The Whale, whose screenplay was adapted by Samuel D. Hunter from his own stage play, is a film about regret, redemption, obsession, and the facing of mortality. It thematically links itself to Melville’s Moby Dick, with Fraser’s character trying to rectify the mistakes of his past by defeating the great whale of reconnecting with his daughter. It is a film with a meticulously themed emotional core that results from the careful craftsmanship of its screenplay and source material.

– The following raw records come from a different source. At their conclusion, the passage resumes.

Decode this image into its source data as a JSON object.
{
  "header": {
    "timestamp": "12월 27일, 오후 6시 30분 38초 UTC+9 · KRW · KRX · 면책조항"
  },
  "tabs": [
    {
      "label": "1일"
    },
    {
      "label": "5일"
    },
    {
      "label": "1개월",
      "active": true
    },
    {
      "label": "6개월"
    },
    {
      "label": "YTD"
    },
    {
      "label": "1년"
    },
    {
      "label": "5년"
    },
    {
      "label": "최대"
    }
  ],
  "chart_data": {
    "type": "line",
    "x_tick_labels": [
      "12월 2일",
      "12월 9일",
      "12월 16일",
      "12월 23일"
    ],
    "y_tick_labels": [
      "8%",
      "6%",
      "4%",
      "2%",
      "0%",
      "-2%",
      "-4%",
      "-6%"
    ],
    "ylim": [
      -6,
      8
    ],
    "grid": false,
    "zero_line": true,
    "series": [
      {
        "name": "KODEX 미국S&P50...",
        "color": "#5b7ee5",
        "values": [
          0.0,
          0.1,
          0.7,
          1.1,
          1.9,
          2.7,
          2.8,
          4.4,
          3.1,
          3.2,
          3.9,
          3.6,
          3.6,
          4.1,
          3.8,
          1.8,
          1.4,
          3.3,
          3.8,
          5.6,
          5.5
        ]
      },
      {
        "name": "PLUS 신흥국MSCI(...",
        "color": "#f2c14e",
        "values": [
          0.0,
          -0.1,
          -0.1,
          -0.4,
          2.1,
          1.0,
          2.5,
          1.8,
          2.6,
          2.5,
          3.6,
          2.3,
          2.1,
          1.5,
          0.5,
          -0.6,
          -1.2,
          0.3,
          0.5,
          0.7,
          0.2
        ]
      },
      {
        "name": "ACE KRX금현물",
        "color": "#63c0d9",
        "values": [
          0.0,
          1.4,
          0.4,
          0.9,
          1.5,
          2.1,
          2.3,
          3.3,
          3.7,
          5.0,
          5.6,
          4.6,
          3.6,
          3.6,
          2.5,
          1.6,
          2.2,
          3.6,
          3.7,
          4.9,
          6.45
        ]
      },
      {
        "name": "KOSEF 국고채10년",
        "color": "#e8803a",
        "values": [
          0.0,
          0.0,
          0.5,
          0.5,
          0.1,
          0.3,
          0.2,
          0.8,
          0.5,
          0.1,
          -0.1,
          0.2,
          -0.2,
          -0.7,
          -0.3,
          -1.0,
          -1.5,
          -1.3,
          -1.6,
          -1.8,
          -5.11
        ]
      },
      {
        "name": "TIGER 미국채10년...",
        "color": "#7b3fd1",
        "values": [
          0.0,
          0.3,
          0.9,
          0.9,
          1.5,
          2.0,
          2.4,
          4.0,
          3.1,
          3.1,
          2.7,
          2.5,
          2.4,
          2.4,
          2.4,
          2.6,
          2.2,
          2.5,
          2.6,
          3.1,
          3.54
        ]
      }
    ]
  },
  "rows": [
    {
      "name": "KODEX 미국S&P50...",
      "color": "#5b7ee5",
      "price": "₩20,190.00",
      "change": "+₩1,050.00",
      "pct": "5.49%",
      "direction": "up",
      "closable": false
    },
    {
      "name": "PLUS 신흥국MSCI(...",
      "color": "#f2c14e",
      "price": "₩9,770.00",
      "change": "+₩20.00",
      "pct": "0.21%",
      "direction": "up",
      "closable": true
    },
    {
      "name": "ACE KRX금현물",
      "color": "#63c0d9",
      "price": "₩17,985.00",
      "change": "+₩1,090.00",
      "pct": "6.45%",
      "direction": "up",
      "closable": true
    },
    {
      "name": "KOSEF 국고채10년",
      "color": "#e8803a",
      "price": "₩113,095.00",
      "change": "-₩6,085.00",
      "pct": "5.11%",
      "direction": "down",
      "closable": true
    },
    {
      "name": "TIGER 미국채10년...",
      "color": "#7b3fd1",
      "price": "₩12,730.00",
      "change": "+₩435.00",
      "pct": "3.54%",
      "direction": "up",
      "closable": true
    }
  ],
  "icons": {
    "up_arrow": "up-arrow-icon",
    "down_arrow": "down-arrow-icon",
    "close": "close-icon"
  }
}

Fraser has never been better. He inhabits his role with pain, dignity, and extreme vulnerability. He is as heartbreakingly moving as he is emotionally raw. It’s another impeccable and sharply focused lead performance in an Aronofsky production that strongly embodies the themes of the film that houses it, much along the lines of Hugh Jackman in The Fountain, Mickey Rourke in The Wrestler, and Natalie Portman in Black Swan. Chau offers excellent support, complexly exhibiting as much love and concern for Fraser as she does frustration and scorn. Sink seems one-note at first in her role of an angry teenager, but the appearance of such simplicity is merely a ruse for a performance that eventually reveals itself to be heavily and thoughtfully layered. Simpkins’ performance is equally complicated and human, never once falling into the thoughtless cliches that often plague religious characters in films. Samantha Morton also shines with a brief and volatile-yet-moving portrayal of Fraser’s ex-wife.
A common criticism of The Whale is that it’s a movie whose overall quality doesn’t match the excellence of its lead performer’s work. Such thoughts are overly simplistic and dismissive and miss the subtleties of the film’s expert filmmaking and the beautiful astuteness of its writing. The Whale is an all-around grand accomplishment that owes its success to its many brilliantly executed components, all of which were guided by the sensibilities and the gigantic filmmaking talent of Darren Aronofsky.